FaktenBlitz
RSS
Zurück zur Übersicht
Wirtschaft

Recruiter scheiterte an Zahlungsverpflichtungen nach Verkaufsversuch

Der Fall Premier Group wirft Fragen zur Praxis des Unternehmens-Phoenixismus auf

Ein Personalvermittler, der es erlaubte, die Vermögenswerte seines bankrotten Unternehmens in Raten zu erwerben, fiel hinter den zugesagten Zahlungen zurück, nachdem er eine Reise für seine Mitarbeiter nach Las Vegas versprochen hatte. Das Vorhaben stellte den jüngsten Fall dar, der die Praxis des Unternehmens-Phoenixismus in Frage stellte: die umstrittene Methode, Unternehmen zu liquidieren, um es den Direktoren zu ermöglichen, mit einer neuen Gesellschaft ohne Schulden aus den Ruinen aufzusteigen.

Die Premier Group Recruitment ging im September mit einer Schuld von 2,9 Millionen Pfund in die Verwaltung. Diese Summe umfasste 647.000 Pfund an die britische Steuerbehörde (HMRC), welche bereits ein Vollstreckungsverfahren gegen das Unternehmen eingeleitet hatte. Die Vermögenswerte des Vermittlers erwarb drei Tage später eine neue Gesellschaft, PGGBR Ltd, gegründet von Andrew Woosnam, dem 99-prozentigen Anteilseigner von Premier. Woosnam leistete eine anfängliche Zahlung von 10.000 Pfund und versprach, weitere 600.000 Pfund in monatlichen Raten von 25.000 Pfund über die folgenden zwei Jahre zu überweisen.

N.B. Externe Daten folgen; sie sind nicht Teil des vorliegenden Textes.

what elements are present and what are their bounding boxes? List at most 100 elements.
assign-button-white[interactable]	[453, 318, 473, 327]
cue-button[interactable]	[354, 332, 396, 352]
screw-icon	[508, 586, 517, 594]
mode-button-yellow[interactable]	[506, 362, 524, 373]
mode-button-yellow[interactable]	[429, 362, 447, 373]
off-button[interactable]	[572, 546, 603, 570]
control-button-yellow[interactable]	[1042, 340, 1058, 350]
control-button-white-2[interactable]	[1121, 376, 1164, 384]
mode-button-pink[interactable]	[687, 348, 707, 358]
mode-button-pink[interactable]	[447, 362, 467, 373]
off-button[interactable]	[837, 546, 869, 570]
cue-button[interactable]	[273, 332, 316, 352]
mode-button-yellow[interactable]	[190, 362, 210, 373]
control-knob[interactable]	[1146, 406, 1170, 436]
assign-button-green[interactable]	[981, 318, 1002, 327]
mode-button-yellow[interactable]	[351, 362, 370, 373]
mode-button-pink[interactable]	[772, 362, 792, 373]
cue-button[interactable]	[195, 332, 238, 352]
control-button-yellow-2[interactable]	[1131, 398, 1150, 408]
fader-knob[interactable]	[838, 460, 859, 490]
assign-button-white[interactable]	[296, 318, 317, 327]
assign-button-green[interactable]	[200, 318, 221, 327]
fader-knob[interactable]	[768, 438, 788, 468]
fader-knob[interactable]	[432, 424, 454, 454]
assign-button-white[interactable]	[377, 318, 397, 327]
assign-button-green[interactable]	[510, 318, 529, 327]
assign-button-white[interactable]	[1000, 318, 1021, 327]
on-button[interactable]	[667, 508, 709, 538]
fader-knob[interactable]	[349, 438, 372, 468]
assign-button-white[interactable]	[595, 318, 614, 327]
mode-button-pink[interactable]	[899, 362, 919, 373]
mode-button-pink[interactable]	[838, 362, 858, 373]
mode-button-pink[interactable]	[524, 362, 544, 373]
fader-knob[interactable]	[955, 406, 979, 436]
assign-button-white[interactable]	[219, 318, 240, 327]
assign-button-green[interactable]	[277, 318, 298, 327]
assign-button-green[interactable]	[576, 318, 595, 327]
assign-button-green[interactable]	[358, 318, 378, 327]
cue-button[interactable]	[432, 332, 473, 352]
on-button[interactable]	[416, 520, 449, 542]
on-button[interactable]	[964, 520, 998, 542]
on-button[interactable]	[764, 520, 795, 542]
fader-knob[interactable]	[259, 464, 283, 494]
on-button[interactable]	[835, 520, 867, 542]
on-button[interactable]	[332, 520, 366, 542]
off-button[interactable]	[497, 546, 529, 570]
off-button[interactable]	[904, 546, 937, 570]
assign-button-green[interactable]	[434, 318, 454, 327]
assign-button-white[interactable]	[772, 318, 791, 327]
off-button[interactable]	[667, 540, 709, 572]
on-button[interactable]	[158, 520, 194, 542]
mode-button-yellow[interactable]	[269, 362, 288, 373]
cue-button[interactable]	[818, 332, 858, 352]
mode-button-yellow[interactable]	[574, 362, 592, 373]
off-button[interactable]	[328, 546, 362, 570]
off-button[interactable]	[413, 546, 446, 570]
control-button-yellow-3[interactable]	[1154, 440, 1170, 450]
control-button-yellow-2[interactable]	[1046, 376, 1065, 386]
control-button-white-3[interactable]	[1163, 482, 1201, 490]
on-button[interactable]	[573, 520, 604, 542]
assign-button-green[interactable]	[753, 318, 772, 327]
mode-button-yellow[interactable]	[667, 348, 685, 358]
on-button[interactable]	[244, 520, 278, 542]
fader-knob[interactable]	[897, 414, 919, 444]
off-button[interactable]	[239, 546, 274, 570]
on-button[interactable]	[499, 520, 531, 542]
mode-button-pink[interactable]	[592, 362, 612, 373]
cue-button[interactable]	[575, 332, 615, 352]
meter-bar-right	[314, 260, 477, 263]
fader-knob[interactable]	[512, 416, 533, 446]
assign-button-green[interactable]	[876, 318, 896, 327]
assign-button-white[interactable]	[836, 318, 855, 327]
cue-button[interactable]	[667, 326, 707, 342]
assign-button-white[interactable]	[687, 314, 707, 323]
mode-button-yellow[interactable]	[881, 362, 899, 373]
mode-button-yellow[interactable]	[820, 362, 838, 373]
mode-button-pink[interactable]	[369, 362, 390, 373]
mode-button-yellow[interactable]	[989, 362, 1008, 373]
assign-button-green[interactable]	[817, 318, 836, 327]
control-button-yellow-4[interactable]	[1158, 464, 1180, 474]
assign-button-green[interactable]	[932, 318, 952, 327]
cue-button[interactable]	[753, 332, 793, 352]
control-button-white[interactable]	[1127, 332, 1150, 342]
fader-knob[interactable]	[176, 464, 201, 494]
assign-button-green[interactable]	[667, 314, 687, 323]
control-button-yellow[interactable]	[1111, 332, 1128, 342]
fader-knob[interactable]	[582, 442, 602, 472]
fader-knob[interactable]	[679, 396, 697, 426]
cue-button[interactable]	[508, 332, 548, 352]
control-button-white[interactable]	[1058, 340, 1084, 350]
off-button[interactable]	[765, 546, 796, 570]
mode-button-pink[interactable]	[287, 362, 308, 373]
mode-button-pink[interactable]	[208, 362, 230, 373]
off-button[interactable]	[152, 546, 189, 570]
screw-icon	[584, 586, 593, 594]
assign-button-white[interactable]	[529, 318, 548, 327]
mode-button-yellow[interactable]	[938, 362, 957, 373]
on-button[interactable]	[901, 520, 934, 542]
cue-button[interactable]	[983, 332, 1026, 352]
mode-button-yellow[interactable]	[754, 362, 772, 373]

Die neu strukturierte Firma erschien zunächst erfolgreich. Eine frühe Maßnahme von PGGBR Ltd war ein Beitrag auf LinkedIn, der verkündete: „ENDE DES JAHRESREISES 2026. Wir gehen groß… Das bedeutet, unsere Berater hatten die Chance, ihre Ziele im Laufe des Jahres zu erreichen und eine alles inklusive Reise nach Viva Las Vegas zu verdienen.“ Diese Zusagen erfüllten sich jedoch nicht.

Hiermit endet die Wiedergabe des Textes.